Excessive RAM Usage and System Crash When Opening Large `.vtkhdf` AMR Dataset in ParaView

Hello,

I’m working with astrophysical simulation data and using Python to generate .vtkhdf files based on vtkOverlappingAMR. The code I’m using was created by adapting a sample provided for converting Overlapping AMR data to the .vtkhdf format. The output files load correctly in ParaView 5.13 when the dataset is small. However, when I apply it to moderately larger data, opening the resulting file causes extremely high memory usage on my system, eventually leading to a full system freeze and a Blue Screen of Death (BSOD).

The .vtkhdf file includes scalar fields such as density, pressure and velocity. I’m trying to understand whether this kind of memory issue is expected when working with larger AMR datasets in this format, or if there are known practices to optimize file generation or control loading behavior in ParaView.

Questions:

  1. Are there known memory limitations or considerations when working with large .vtkhdf files containing overlapping AMR data?
  2. Does ParaView load all AMR blocks and fields into memory at once when reading .vtkhdf, or is there a way to control this behavior?
  3. Are there recommended practices for generating or visualizing large .vtkhdf files to avoid such system-level crashes?

Thanks in advance for your guidance!

Hello @Hemangi_Varkal,

  1. Are there known memory limitations or considerations when working with large .vtkhdf files containing overlapping AMR data?

Not AFAIK

Does ParaView load all AMR blocks and fields into memory at once when reading .vtkhdf, or is there a way to control this behavior?

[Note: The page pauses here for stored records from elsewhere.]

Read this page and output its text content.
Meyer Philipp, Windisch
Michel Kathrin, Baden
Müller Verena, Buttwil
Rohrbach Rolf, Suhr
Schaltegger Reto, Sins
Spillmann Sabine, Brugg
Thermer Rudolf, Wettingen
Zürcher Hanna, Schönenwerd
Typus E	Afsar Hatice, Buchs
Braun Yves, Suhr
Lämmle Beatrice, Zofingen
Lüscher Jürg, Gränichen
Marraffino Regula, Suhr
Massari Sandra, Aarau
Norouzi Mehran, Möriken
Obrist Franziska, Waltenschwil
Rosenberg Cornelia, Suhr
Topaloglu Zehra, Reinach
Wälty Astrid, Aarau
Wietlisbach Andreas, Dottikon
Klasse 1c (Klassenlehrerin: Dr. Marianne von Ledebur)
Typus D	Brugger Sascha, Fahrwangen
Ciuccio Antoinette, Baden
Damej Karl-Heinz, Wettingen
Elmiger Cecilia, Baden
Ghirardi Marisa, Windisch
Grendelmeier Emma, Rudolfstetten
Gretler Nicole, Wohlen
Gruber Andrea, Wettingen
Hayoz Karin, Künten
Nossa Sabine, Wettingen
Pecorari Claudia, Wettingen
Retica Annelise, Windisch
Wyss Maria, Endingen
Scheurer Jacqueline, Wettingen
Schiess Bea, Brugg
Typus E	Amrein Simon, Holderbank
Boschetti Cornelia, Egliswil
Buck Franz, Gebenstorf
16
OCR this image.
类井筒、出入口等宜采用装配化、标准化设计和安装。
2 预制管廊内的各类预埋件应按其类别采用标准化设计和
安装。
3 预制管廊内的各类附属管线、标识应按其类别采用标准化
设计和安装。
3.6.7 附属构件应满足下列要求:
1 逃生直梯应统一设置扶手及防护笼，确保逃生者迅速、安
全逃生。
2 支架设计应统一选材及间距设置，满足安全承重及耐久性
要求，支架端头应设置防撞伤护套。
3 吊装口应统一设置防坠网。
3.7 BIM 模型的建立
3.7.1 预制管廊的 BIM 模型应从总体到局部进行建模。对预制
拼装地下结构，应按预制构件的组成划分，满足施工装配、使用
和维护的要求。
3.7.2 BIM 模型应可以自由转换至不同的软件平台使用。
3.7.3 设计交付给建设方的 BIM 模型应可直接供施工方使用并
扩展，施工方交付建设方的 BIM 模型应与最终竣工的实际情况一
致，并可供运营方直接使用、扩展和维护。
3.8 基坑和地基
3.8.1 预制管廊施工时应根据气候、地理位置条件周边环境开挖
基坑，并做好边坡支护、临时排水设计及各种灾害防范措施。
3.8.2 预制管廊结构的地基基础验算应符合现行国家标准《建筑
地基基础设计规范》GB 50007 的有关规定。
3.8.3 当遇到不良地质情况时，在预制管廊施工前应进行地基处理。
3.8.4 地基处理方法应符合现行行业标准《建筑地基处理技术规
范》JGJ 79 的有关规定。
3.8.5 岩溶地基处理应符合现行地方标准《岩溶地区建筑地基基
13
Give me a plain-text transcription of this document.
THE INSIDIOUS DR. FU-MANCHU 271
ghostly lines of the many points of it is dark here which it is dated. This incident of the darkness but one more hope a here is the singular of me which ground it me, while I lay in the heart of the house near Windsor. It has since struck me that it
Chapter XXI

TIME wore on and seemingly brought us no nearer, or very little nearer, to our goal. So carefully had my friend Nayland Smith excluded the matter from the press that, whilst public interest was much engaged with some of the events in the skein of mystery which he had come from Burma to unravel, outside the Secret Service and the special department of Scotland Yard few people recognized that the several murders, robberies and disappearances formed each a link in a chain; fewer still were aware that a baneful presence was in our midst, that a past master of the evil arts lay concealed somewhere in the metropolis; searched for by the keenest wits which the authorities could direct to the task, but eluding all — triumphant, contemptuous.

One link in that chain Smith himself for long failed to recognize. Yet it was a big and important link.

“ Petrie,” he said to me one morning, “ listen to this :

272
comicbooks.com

Yes, in ParaView if the property Maximum Levels To Read By Default For AMR is set to 0, all block will be read, you can test to read only the first level by setting it to 1.

Are there recommended practices for generating or visualizing large .vtkhdf files to avoid such system-level crashes?

When user see a very high memory consumption which is not expected, the main culprit is the chunk size. See VTK: vtkHDFWriter Class Reference

This is hard to give a good default chunk size value as it depends on the size of the data itself, we have an issue here to improve that at some point : https://gitlab.kitware.com/paraview/paraview/-/issues/22832

Thanks for your suggestion. I was able to see the structures after setting the AMR values manually.